Profiting During a Bear Market: How to Help Clients
Bear markets and corrections are inevitable facts of life for investors who put their money in anything that doesn’t have a principal guarantee. But you can make your clients see the silver lining in market downturns by using a few simple strategies.
Those who are able to help their clients capitalize on the opportunities that come when the chips are down can gain credibility and grow their businesses when their competition may be losing theirs. Here are some tips. (For related reading, see: Tips for Helping Clients Through Market Corrections.)
Tax Loss Harvesting
If you have clients who are holding losing positions that they intend to keep for the long term, this is the time to explore the possibility of generating capital losses to net against capital gains or other income. This is a fairly straightforward process as all it requires is for the client to sell some or all of the losing position and then buy it back again. But your clients must wait at least 31 days before buying the stock back in order to satisfy the IRS' wash-sale rule, which mandates that like kind securities cannot be bought back within 30 calendar days after the sale of a security if the investor intends to declare the resulting loss on his or her tax return.

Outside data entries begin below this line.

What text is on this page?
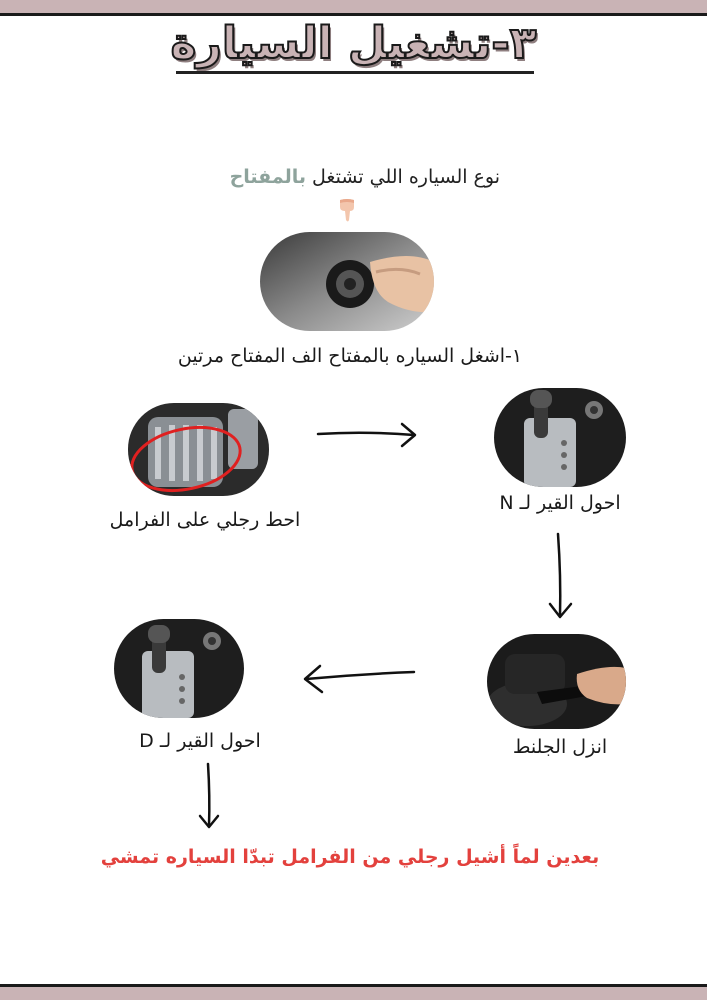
٣-تشغيل السيارة
نوع السياره اللي تشتغل بالمفتاح
١-اشغل السياره بالمفتاح الف المفتاح مرتين
احول القير لـ N
احط رجلي على الفرامل
انزل الجلنط
احول القير لـ D
بعدين لماً أشيل رجلي من الفرامل تبدّا السياره تمشي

If the security is bought back within this period, then the loss will be disallowed by the IRS if it audits the return. But those who follow the rules can reap a valuable capital loss that can be used to reduce any type of capital gain up to the amount of the loss. If the loss exceeds all of the net capital gains for the year, then up to $3,000 of it can be deducted against ordinary income each year until it is used up.
An Example
John buys 1,000 shares of ABC Company at $55 a share. The stock has dropped to $20 a share, but John feels that it will turn around when the company’s new product comes out. John sells the stock on November 15 and buys it back at the end of December for $22 a share. He also sold three other lots of stock at a substantial profit and realized $25,000 of long-term capital gains for the year. His loss will be netted against his other income as follows: (For related reading, see: Using Tax-Loss Harvesting to Save Your Gains.)
$55,000 - $20,000 = $35,000 capital loss
$35,000 loss - $25,000 gain = $10,000 net loss
John can declare $3,000 of his remaining $10,000 loss against other ordinary income. The remaining amount of loss can be declared in future years.
Roth Conversions
If your client has balances in traditional IRAs or qualified plans that need to be converted to Roth IRAs, a market downturn is the ideal time to do this. If the client’s traditional IRA was worth $60,000 last year and has dropped in value to $45,000, then he or she will save paying tax on the amount of the reduction if they convert it.
This can be a doubly effective strategy if your client has been unemployed for part or all of this year and will have tax credits or deductions that will otherwise go unused. Those tax breaks can instead be used to reduce or eliminate the tax bill from the Roth conversion. Although this won’t put any money in your client’s pocket at the moment, it will be a huge step forward for him in his retirement plan.